I don’t know what happened in this particular case, but I do know that being a pedestrian these days is scary. My son and I were almost hit on the way home from daycare one night last year. It was dark and rainy. As always, I thought I had made eye contact with all the drivers at the intersection before we began crossing the street, but one car mustn’t have noticed us and turned right in front of us. I grabbed Littleman and jumped out of the way. We were ok but it shook me up.

Hearing about a child being killed just a couple of blocks from my house reminded me how important it is to teach my children about safety around the road. Littleman knows he has to hold an adult’s hand to cross the street and that he needs to stay with us and listen when we are near the road. However, he’s only three so I know he can get distracted and forget things. It terrifies me that he could so easily dart out into the road and not be seen by the cars that speed through our neighborhood.

I know that horrible accidents happen everyday but, having it happen so close to home is a stark reminder of how precious life is and how quickly something terrible can happen.

I realize that I can’t bubble-wrap my kids to protect them from injury or death.  And I can’t live my life in constant fear of something happening to them.  But, what I can do, is take this horrible situation as reminder to do whatever I can to teach my children to protect themselves and keep themselves safe.

Fear of change

While change can be a good thing, I think the vast majority of us struggle with adjusting to big transitions in our lives.  As a parent, I hope I can teach my children not to fear change. Or at least not to let the fear get the best of them.

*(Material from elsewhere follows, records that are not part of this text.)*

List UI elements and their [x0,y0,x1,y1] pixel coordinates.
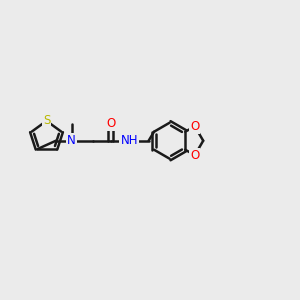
Text: O: O [106,117,115,130]
Text: O: O [190,148,200,162]
Text: O: O [190,120,200,133]
Text: S: S [43,114,50,128]
Text: N: N [67,134,76,147]
Text: NH: NH [120,134,138,147]
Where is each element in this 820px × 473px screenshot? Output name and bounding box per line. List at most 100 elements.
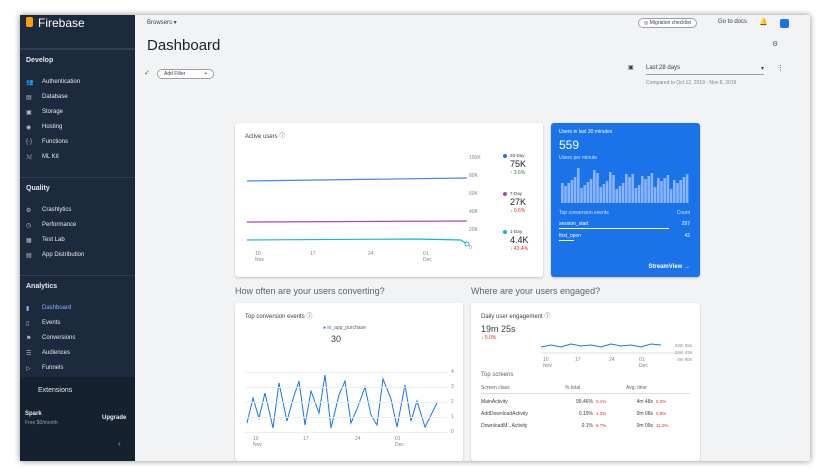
nav-item[interactable]: Performance xyxy=(42,222,77,228)
nav-item[interactable]: App Distribution xyxy=(42,252,85,258)
time-change: 11.0% xyxy=(656,423,669,428)
change: 0.6% xyxy=(513,208,526,214)
nav-item[interactable]: Test Lab xyxy=(42,237,65,243)
card-title: Daily user engagement ⓘ xyxy=(481,314,551,320)
line-end xyxy=(464,241,470,247)
legend-value: 27K xyxy=(510,197,527,207)
conv-value: 30 xyxy=(331,334,342,344)
grid-line xyxy=(245,387,447,388)
nav-icon: ℳ xyxy=(26,155,33,161)
rt-bar xyxy=(669,189,673,203)
avg-time: 4m 48s xyxy=(636,399,653,405)
change: 5.0% xyxy=(484,335,497,341)
frame: Firebase Extensions Spark Free $0/month … xyxy=(20,15,810,461)
rt-bar xyxy=(660,181,663,203)
upgrade-button[interactable]: Upgrade xyxy=(102,415,127,421)
plan: Spark xyxy=(25,411,42,417)
legend-dot xyxy=(503,192,507,196)
more-icon[interactable]: ⋮ xyxy=(777,65,784,72)
y-tick-label: 40K xyxy=(469,209,478,215)
x-tick-label: 17 xyxy=(575,357,581,363)
x-tick-label: 01 xyxy=(423,251,429,257)
y-tick-label: 0m 00s xyxy=(677,357,692,362)
x-tick-sub: Nov xyxy=(255,257,264,263)
title: Daily user engagement xyxy=(481,314,543,320)
legend-label: in_app_purchase xyxy=(327,325,366,331)
rt-value: 559 xyxy=(559,138,580,152)
bell-icon[interactable]: 🔔 xyxy=(759,19,768,26)
section: Top screens xyxy=(481,372,514,378)
legend-value: 75K xyxy=(510,159,527,169)
rt-bar xyxy=(682,177,686,203)
legend-change: ↓ 0.6% xyxy=(510,208,526,214)
collapse-icon[interactable]: ‹ xyxy=(118,439,121,448)
migration-button[interactable]: ◎ Migration checklist xyxy=(638,18,697,28)
divider xyxy=(20,177,135,178)
section-title: Analytics xyxy=(26,283,58,290)
line-28day xyxy=(246,177,468,182)
rt-rule xyxy=(559,228,669,229)
nav-item[interactable]: Funnels xyxy=(42,365,64,371)
sidebar: Firebase Extensions Spark Free $0/month … xyxy=(20,15,135,461)
rt-bar xyxy=(666,175,670,203)
rt-bar xyxy=(650,173,654,203)
rt-bar xyxy=(564,186,567,203)
y-tick-label: 23m 25s xyxy=(674,343,692,348)
table-header: % total xyxy=(565,385,581,391)
logo xyxy=(26,17,33,27)
y-tick-label: 0 xyxy=(469,245,472,251)
nav-item[interactable]: Dashboard xyxy=(42,305,72,311)
rt-count: 297 xyxy=(681,221,690,227)
screen-class: DownloadM...Activity xyxy=(481,423,528,429)
extensions[interactable]: Extensions xyxy=(38,387,73,394)
grid-line xyxy=(245,372,447,373)
nav-icon: ▤ xyxy=(26,95,32,101)
nav-item[interactable]: Events xyxy=(42,320,61,326)
x-tick-label: 01 xyxy=(639,357,645,363)
y-tick-label: 20K xyxy=(469,227,478,233)
rt-bar xyxy=(612,175,615,203)
date-selector[interactable]: Last 28 days ▾ xyxy=(646,65,764,75)
nav-item[interactable]: Functions xyxy=(42,139,69,145)
project-selector[interactable]: Browsers ▾ xyxy=(147,20,177,26)
rt-col2: Count xyxy=(676,210,690,216)
x-tick-label: 10 xyxy=(253,436,259,442)
eng-line xyxy=(540,343,662,348)
page-title: Dashboard xyxy=(147,37,221,54)
y-tick-label: 60K xyxy=(469,191,478,197)
compared: Compared to Oct 12, 2019 - Nov 8, 2019 xyxy=(646,80,737,86)
rt-bar xyxy=(580,188,583,203)
pct-change: 1.3% xyxy=(596,411,607,416)
x-tick-label: 24 xyxy=(609,357,615,363)
active-users-chart xyxy=(246,177,470,247)
rt-event: session_start xyxy=(559,221,589,227)
x-tick-label: 10 xyxy=(255,251,261,257)
docs-link[interactable]: Go to docs xyxy=(718,19,748,25)
legend-dot xyxy=(503,230,507,234)
divider xyxy=(20,49,135,50)
brand[interactable]: Firebase xyxy=(38,16,85,30)
settings-icon[interactable]: ⚙ xyxy=(772,41,779,48)
nav-item[interactable]: Hosting xyxy=(42,124,63,130)
screen-class: AddDownloadActivity xyxy=(481,411,528,417)
y-tick-label: 2 xyxy=(451,399,454,405)
streamview-link[interactable]: StreamView → xyxy=(648,264,690,270)
nav-item[interactable]: Audiences xyxy=(42,350,71,356)
section-title: Quality xyxy=(26,185,50,192)
rt-bar xyxy=(561,183,564,203)
nav-item[interactable]: Database xyxy=(42,94,68,100)
nav-item[interactable]: Authentication xyxy=(42,79,81,85)
pct-change: 0.1% xyxy=(596,399,607,404)
filter-button[interactable]: Add Filter + xyxy=(157,69,214,79)
nav-item[interactable]: Conversions xyxy=(42,335,76,341)
nav-item[interactable]: Crashlytics xyxy=(42,207,72,213)
y-tick-label: 4 xyxy=(451,369,454,375)
rt-bar xyxy=(628,177,631,203)
x-tick-sub: Dec xyxy=(395,442,404,448)
legend-name: 28-Day xyxy=(510,153,525,158)
nav-item[interactable]: Storage xyxy=(42,109,64,115)
rt-bar xyxy=(596,173,599,203)
avatar[interactable] xyxy=(780,19,789,28)
nav-item[interactable]: ML Kit xyxy=(42,154,59,160)
x-tick-label: 17 xyxy=(303,436,309,442)
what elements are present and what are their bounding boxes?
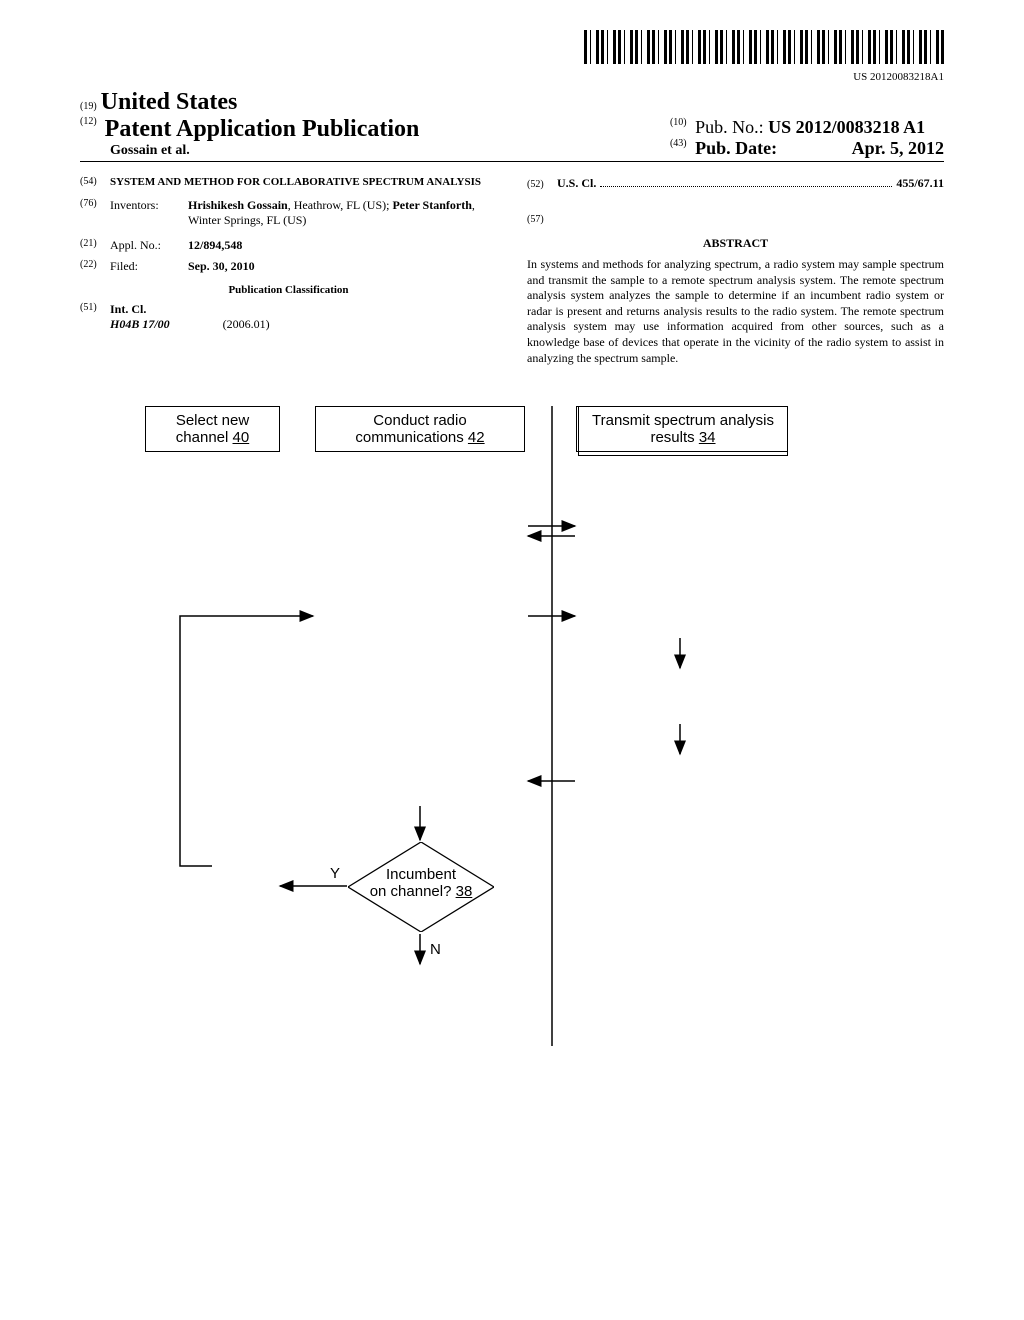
publication-header: (19) United States (12) Patent Applicati… <box>80 89 944 162</box>
doc-type-code: (12) <box>80 116 97 127</box>
box-transmit-results-34: Transmit spectrum analysis results 34 <box>578 406 788 452</box>
decision-label: Incumbent on channel? 38 <box>346 866 496 900</box>
barcode-region: US 20120083218A1 <box>80 30 944 83</box>
abstract-text: In systems and methods for analyzing spe… <box>527 257 944 366</box>
pubdate-value: Apr. 5, 2012 <box>852 138 944 158</box>
inventors-code: (76) <box>80 198 110 228</box>
box-conduct-radio-42: Conduct radio communications 42 <box>315 406 525 452</box>
country-name: United States <box>101 89 238 116</box>
pubno-value: US 2012/0083218 A1 <box>768 117 925 137</box>
abstract-heading: ABSTRACT <box>527 236 944 251</box>
biblio-columns: (54) SYSTEM AND METHOD FOR COLLABORATIVE… <box>80 176 944 366</box>
pubdate-label: Pub. Date: <box>695 138 777 158</box>
flowchart-diagram: Y N Radio System 10 Remote Spectrum Anal… <box>80 406 944 1046</box>
intcl-label: Int. Cl. <box>110 302 497 317</box>
barcode-number: US 20120083218A1 <box>80 71 944 83</box>
filed-code: (22) <box>80 259 110 274</box>
applno-label: Appl. No.: <box>110 238 188 253</box>
inventor2-name: Peter Stanforth <box>392 198 471 212</box>
doc-type: Patent Application Publication <box>105 116 420 142</box>
uscl-code: (52) <box>527 179 557 190</box>
inventor1-name: Hrishikesh Gossain <box>188 198 288 212</box>
decision-no-label: N <box>430 941 441 958</box>
left-column: (54) SYSTEM AND METHOD FOR COLLABORATIVE… <box>80 176 497 366</box>
filed-label: Filed: <box>110 259 188 274</box>
inventors-value: Hrishikesh Gossain, Heathrow, FL (US); P… <box>188 198 497 228</box>
applno-code: (21) <box>80 238 110 253</box>
applno-value: 12/894,548 <box>188 238 497 253</box>
abs-code: (57) <box>527 214 544 225</box>
dotted-leader <box>600 186 892 187</box>
title-code: (54) <box>80 176 110 188</box>
flowchart-arrows: Y N <box>80 406 944 1046</box>
intcl-year: (2006.01) <box>223 317 270 331</box>
uscl-value: 455/67.11 <box>896 176 944 191</box>
right-column: (52) U.S. Cl. 455/67.11 (57) ABSTRACT In… <box>527 176 944 366</box>
authors-line: Gossain et al. <box>110 143 419 159</box>
barcode-graphic <box>584 30 944 64</box>
filed-value: Sep. 30, 2010 <box>188 259 497 274</box>
country-code: (19) <box>80 101 97 112</box>
invention-title: SYSTEM AND METHOD FOR COLLABORATIVE SPEC… <box>110 176 497 188</box>
pubdate-code: (43) <box>670 138 687 149</box>
pubno-code: (10) <box>670 117 687 128</box>
pubno-label: Pub. No.: <box>695 117 764 137</box>
inventor1-loc: , Heathrow, FL (US); <box>288 198 393 212</box>
intcl-block: Int. Cl. H04B 17/00 (2006.01) <box>110 302 497 332</box>
intcl-code: (51) <box>80 302 110 332</box>
decision-yes-label: Y <box>330 865 340 882</box>
uscl-label: U.S. Cl. <box>557 176 596 191</box>
inventors-label: Inventors: <box>110 198 188 228</box>
intcl-value: H04B 17/00 <box>110 317 170 331</box>
pubclass-heading: Publication Classification <box>80 284 497 296</box>
box-select-channel-40: Select new channel 40 <box>145 406 280 452</box>
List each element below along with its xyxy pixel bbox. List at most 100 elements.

That lesson, as it seems, is going to be a tough one for my three-year-old.  Ever since he was a wee one, Littleman has had a hard time with changes.  He’s a bit of a sensitive soul and, while I wouldn’t describe him as wimpy, he definitely has a tendency to cry when he gets overwhelmed or scared by something. It’s more the social situations that get to him, rather than a fear of doing physical things.

The most recent incident has been his move to the next age group at daycare.  Every year, around this time, the kids all move up a level as the kindergarten kids age out of the daycare and start school.  And every year, around this time, Littleman loses his shit.

I get it.  I was a shy kid.  I remember the nervous tummy feeling on the first day of school.  Ugh.  It’s awful.  So I can totally understand how he must feel.  But I want him to learn that, while it’s OK to feel nervous and sad for a while, new things can be fun too.

We’re nearing the end of week-two in the new class. Each morning, there are fewer and fewer tears. He still clings to my legs, but it’s taking less time to pry him away. The teachers say he’s fine throughout the day now (last week, not so much).

What I’ve come to learn about him is that he needs time to warm up to new things. He’s a quiet observer when he is in a new situation and he prefers to sit on the sidelines and watch until he feels comfortable. When we go to someone’s house or people he doesn’t know come to ours, we don’t force him to be social right away. We let him choose when he’s ready to engage. And, once he’s ready, he typically engages wholeheartedly.

I don’t think this is a bad trait to have. In fact, I like that he doesn’t jump right into things without thinking. But I hope that, as he gets older, he will be able to get comfortable with change more quickly and understand that new situations can be good.

In the meantime, I’m trying to remain patient with my little guy because I know how scary change can be.